In the absence of those though, this feels rare to me, for such a thing to either (1) happen at all or to (2) have this degree of visibility.
Are high level executives getting fired all the time for violating internal company policies that are something short of being against the law, and we're just not hearing about it? I suspect not, or at least, when they are there is not often press releases about it.
Usually, one is gently but firmly pushed out. The charade of them resigning helps them save face in a job where reputation is important. They are also less likely to speak ill of the company afterwards (especially if a severance of some sort requires silence).
Actually outright firing is more rare, since the company loses any leverage over their behavior afterwards. I've seen it happen, but only once.
Does Expedia have a lot of contract work force or offshoring presence? Maybe, kickbacks between these execs and such offshoring companies/staffing companies could be one reason.
Normally the C Suite gets a bunch of flowery handshaking when they leave to not spook investors. Saying they got fired for violating company policy effective immediately and dumping the news on a Friday is highly unusual.
I remember the long period of no CEO after the previous one went to Uber and Barry Diller, I think he was chairman of the board, was kinda at the helm
eventually there was an all hands where it was announced Peter Kern would be the new CEO
his qualifications? "we used to play golf together"

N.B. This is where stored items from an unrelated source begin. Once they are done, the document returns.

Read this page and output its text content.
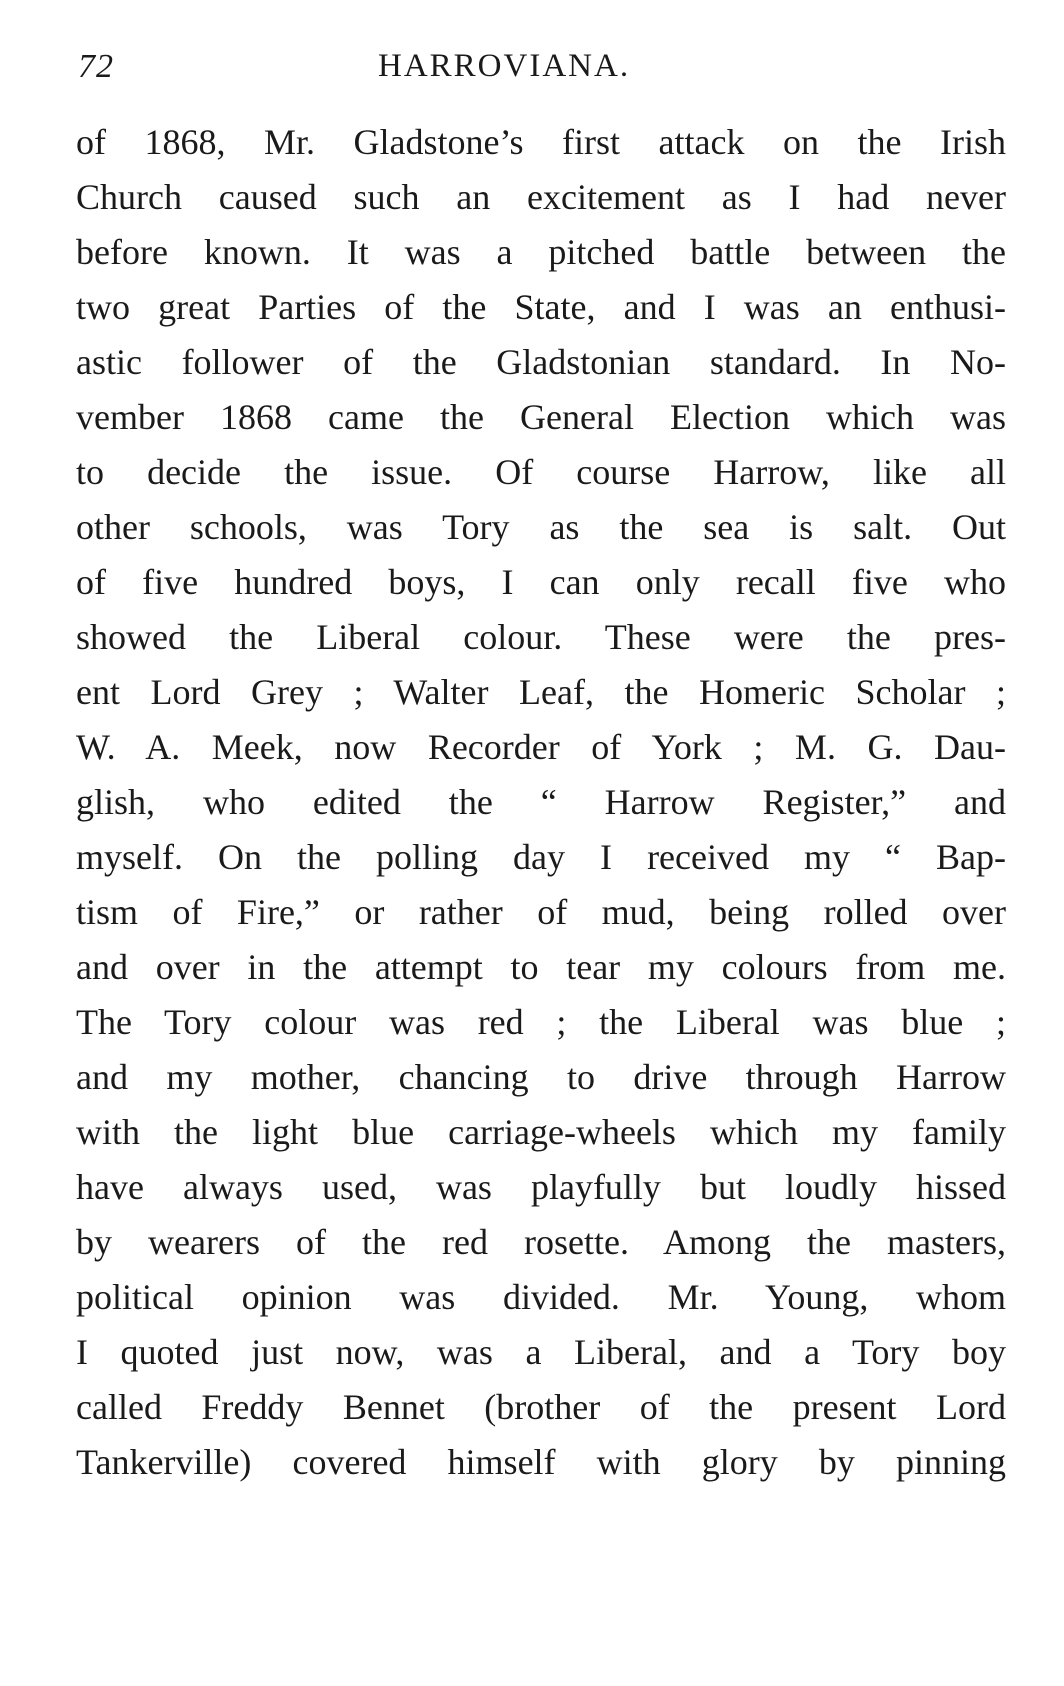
72	HARROVIANA.
of 1868, Mr. Gladstone’s first attack on the Irish
Church caused such an excitement as I had never
before known. It was a pitched battle between the
two great Parties of the State, and I was an enthusi-
astic follower of the Gladstonian standard. In No-
vember 1868 came the General Election which was
to decide the issue. Of course Harrow, like all
other schools, was Tory as the sea is salt. Out
of five hundred boys, I can only recall five who
showed the Liberal colour. These were the pres-
ent Lord Grey ; Walter Leaf, the Homeric Scholar ;
W. A. Meek, now Recorder of York ; M. G. Dau-
glish, who edited the “ Harrow Register,” and
myself. On the polling day I received my “ Bap-
tism of Fire,” or rather of mud, being rolled over
and over in the attempt to tear my colours from me.
The Tory colour was red ; the Liberal was blue ;
and my mother, chancing to drive through Harrow
with the light blue carriage-wheels which my family
have always used, was playfully but loudly hissed
by wearers of the red rosette. Among the masters,
political opinion was divided. Mr. Young, whom
I quoted just now, was a Liberal, and a Tory boy
called Freddy Bennet (brother of the present Lord
Tankerville) covered himself with glory by pinning
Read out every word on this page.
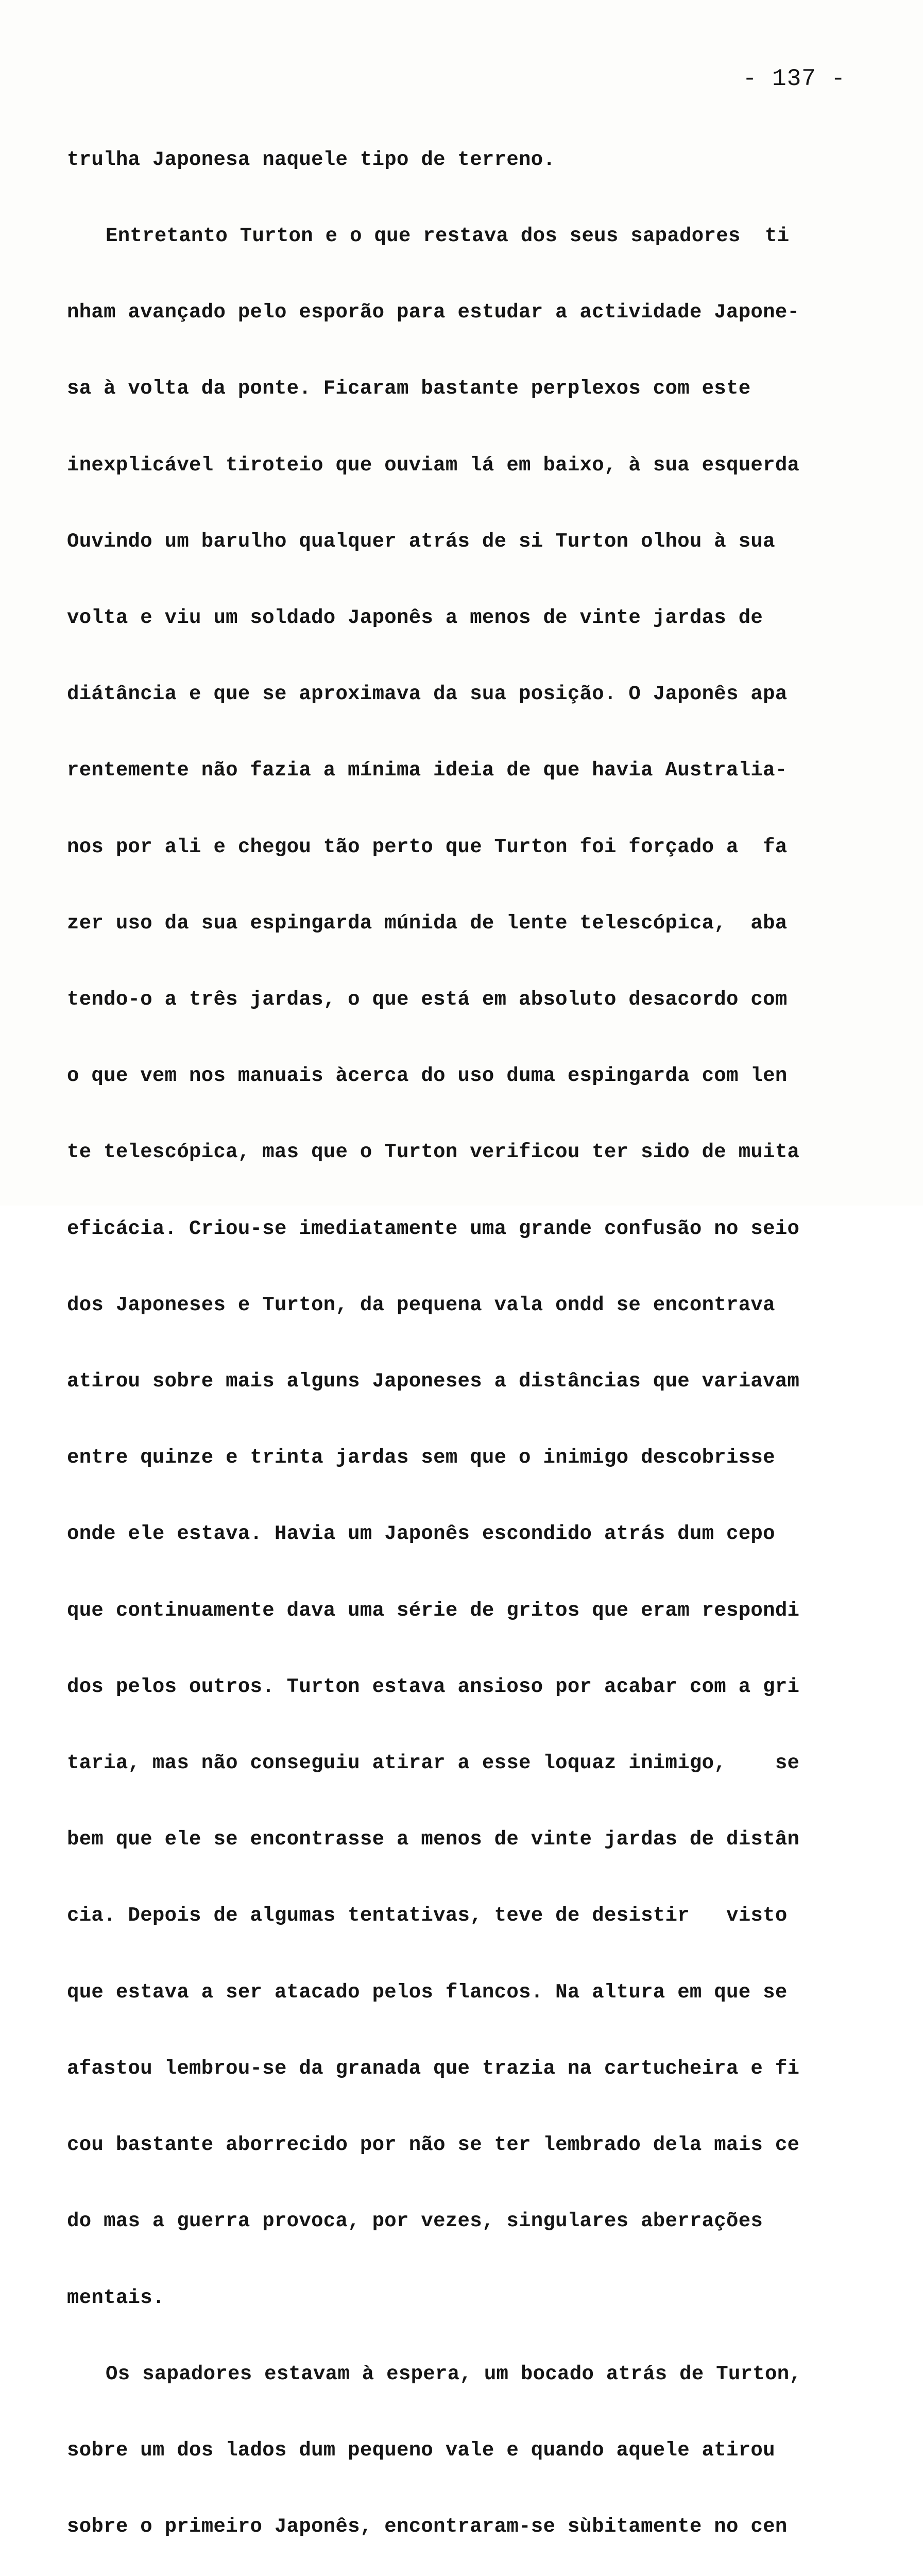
- 137 -

trulha Japonesa naquele tipo de terreno.

Entretanto Turton e o que restava dos seus sapadores  ti

nham avançado pelo esporão para estudar a actividade Japone-

sa à volta da ponte. Ficaram bastante perplexos com este

inexplicável tiroteio que ouviam lá em baixo, à sua esquerda

Ouvindo um barulho qualquer atrás de si Turton olhou à sua

volta e viu um soldado Japonês a menos de vinte jardas de

diátância e que se aproximava da sua posição. O Japonês apa

rentemente não fazia a mínima ideia de que havia Australia-

nos por ali e chegou tão perto que Turton foi forçado a  fa

zer uso da sua espingarda múnida de lente telescópica,  aba

tendo-o a três jardas, o que está em absoluto desacordo com

o que vem nos manuais àcerca do uso duma espingarda com len

te telescópica, mas que o Turton verificou ter sido de muita

eficácia. Criou-se imediatamente uma grande confusão no seio

dos Japoneses e Turton, da pequena vala ondd se encontrava

atirou sobre mais alguns Japoneses a distâncias que variavam

entre quinze e trinta jardas sem que o inimigo descobrisse

onde ele estava. Havia um Japonês escondido atrás dum cepo

que continuamente dava uma série de gritos que eram respondi

dos pelos outros. Turton estava ansioso por acabar com a gri

taria, mas não conseguiu atirar a esse loquaz inimigo,    se

bem que ele se encontrasse a menos de vinte jardas de distân

cia. Depois de algumas tentativas, teve de desistir   visto

que estava a ser atacado pelos flancos. Na altura em que se

afastou lembrou-se da granada que trazia na cartucheira e fi

cou bastante aborrecido por não se ter lembrado dela mais ce

do mas a guerra provoca, por vezes, singulares aberrações

mentais.

Os sapadores estavam à espera, um bocado atrás de Turton,

sobre um dos lados dum pequeno vale e quando aquele atirou

sobre o primeiro Japonês, encontraram-se sùbitamente no cen
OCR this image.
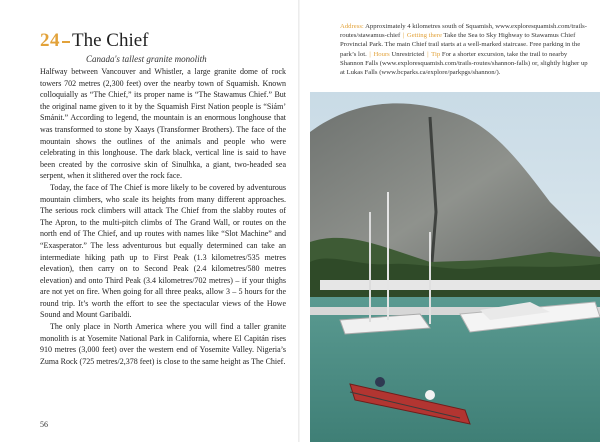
24 The Chief
Canada's tallest granite monolith

Halfway between Vancouver and Whistler, a large granite dome of rock towers 702 metres (2,300 feet) over the nearby town of Squamish. Known colloquially as “The Chief,” its proper name is “The Stawamus Chief.” But the original name given to it by the Squamish First Nation people is “Siám’ Smánit.” According to legend, the mountain is an enormous longhouse that was transformed to stone by Xaays (Transformer Brothers). The face of the mountain shows the outlines of the animals and people who were celebrating in this longhouse. The dark black, vertical line is said to have been created by the corrosive skin of Sinulhka, a giant, two-headed sea serpent, when it slithered over the rock face.

Today, the face of The Chief is more likely to be covered by adventurous mountain climbers, who scale its heights from many different approaches. The serious rock climbers will attack The Chief from the slabby routes of The Apron, to the multi-pitch climbs of The Grand Wall, or routes on the north end of The Chief, and up routes with names like “Slot Machine” and “Exasperator.” The less adventurous but equally determined can take an intermediate hiking path up to First Peak (1.3 kilometres/535 metres elevation), then carry on to Second Peak (2.4 kilometres/580 metres elevation) and onto Third Peak (3.4 kilometres/702 metres) – if your thighs are not yet on fire. When going for all three peaks, allow 3 – 5 hours for the round trip. It’s worth the effort to see the spectacular views of the Howe Sound and Mount Garibaldi.

The only place in North America where you will find a taller granite monolith is at Yosemite National Park in California, where El Capitán rises 910 metres (3,000 feet) over the western end of Yosemite Valley. Nigeria’s Zuma Rock (725 metres/2,378 feet) is close to the same height as The Chief.

56
Address: Approximately 4 kilometres south of Squamish, www.exploresquamish.com/trails-routes/stawamus-chief | Getting there Take the Sea to Sky Highway to Stawamus Chief Provincial Park. The main Chief trail starts at a well-marked staircase. Free parking in the park’s lot. | Hours Unrestricted | Tip For a shorter excursion, take the trail to nearby Shannon Falls (www.exploresquamish.com/trails-routes/shannon-falls) or, slightly higher up at Lukas Falls (www.bcparks.ca/explore/parkpgs/shannon/).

the old boys club vibe was next level
which is like, ok, it always is, but they weren't even trying to tastefully hide it, they literally just made it clear on the record first thing
to be clear, I'm not saying Barry or Peter did a bad job (nor a good one) - as a cog, I usually find C level news and initiatives distractions that merit little attention
I do remember though how Barry said Expedia's work life balance was all balance no work
and how Peter would phone in all hands from his castle in Colorado where he was spending time with his family to tell everyone how important it was people wound down remote work and started coming in to the office again (AFAIK he himself was very rarely in office in any meaningful capacity)
would I call it a well-run company? no, not really, but neither are most other companies, lol. most execs seem to have no better or worse idea what they're doing running a company than the average employee would.